Die Blüten der Kapuzinerkresse enfachen im Mund...
Eines der interessantesten Geschmackserlebnisse im Garten bieten derzeit die Blüten der Kapuzinerkresse. Wer sie als ganzes isst, erlebt ein wahres Orchester auf Zunge und Gaumen. Es beginnt ganz leise. Die papierartige Oberfläche der Blüten saugt den Speichel auf, als ob das Orchester inne anhalten würde. Alle Geigen schweigen. Die ersten beiden Kaubewegungen geben den Takt and und dann ergiesst sich eine wunderbar sanfte Süsse in den Mundraum. Die Nektardrüsen sind ausgelaufen. Die Zuckermenge ist jedoch sehr klein und darum verschwindet der süsse Ton gleich wieder.

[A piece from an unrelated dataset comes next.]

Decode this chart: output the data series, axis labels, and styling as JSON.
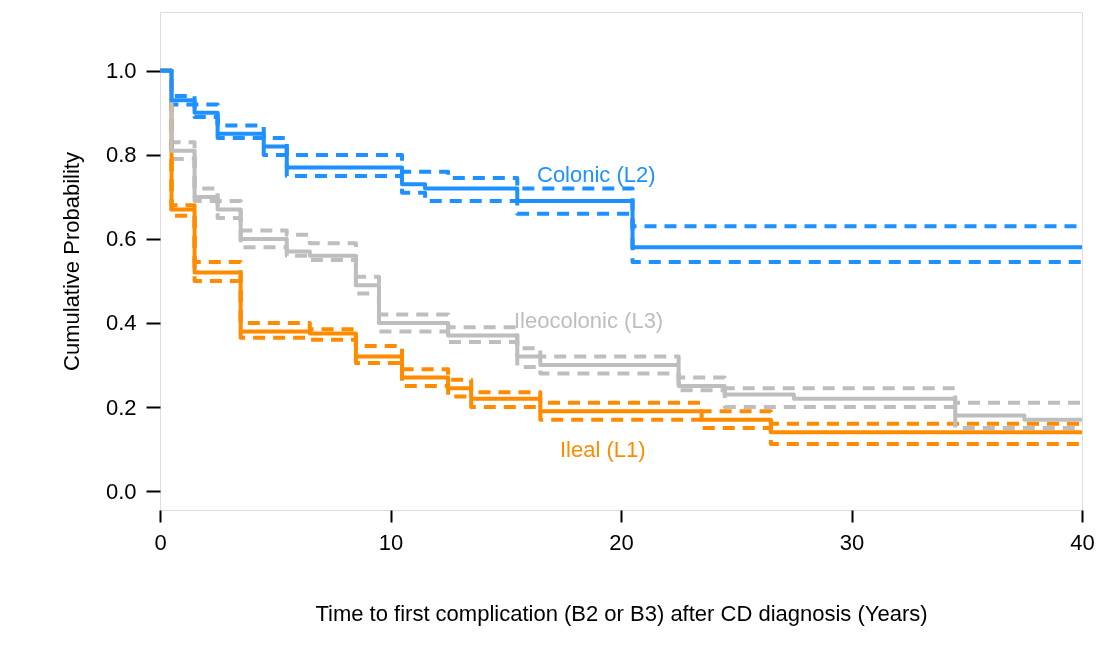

Für einen winzigen Augenblick herrscht erneut absolute Stille – und dann bricht aus dem Nichts ein heisser Sturm über die Zunge herein. Nun tobt das Orchester, als ob es den «Ritt der Walküren» gleichzeitig vorwärts und rückwärts spielen würde. Das Feuer brennt in jedem Winkel und nach ein paar weiteren Kaubewegungen erreicht es den Eingang zu den Nasenhöhlen. Eine Katastrophe droht, doch in letzter Sekunde bereitet eine unwillkürlich eintretende Schluckbewegung dem ganzen Spektakel ein Ende. Zurück bleibt ein wohliges Brennen, wie nach einem Menthol-Bonbon.
...ein wahres Feuerwerk an Geschmacksempfindungen.
Was wir als Gaumenfreude betrachten, ist für die Kapuzinerkresse bitterer Ernst. Die Schärfe rührt von einem genialen Abwehrsystem her. Mit ihm wollen die Pflanzen verhindern, dass sie von Raupen, Heuschrecken, Pilzen oder anderen Fressfeinden verzehrt werden. Es ist eine chemische Verteidigung, die für uns Menschen allerdings viel zu schwach ist.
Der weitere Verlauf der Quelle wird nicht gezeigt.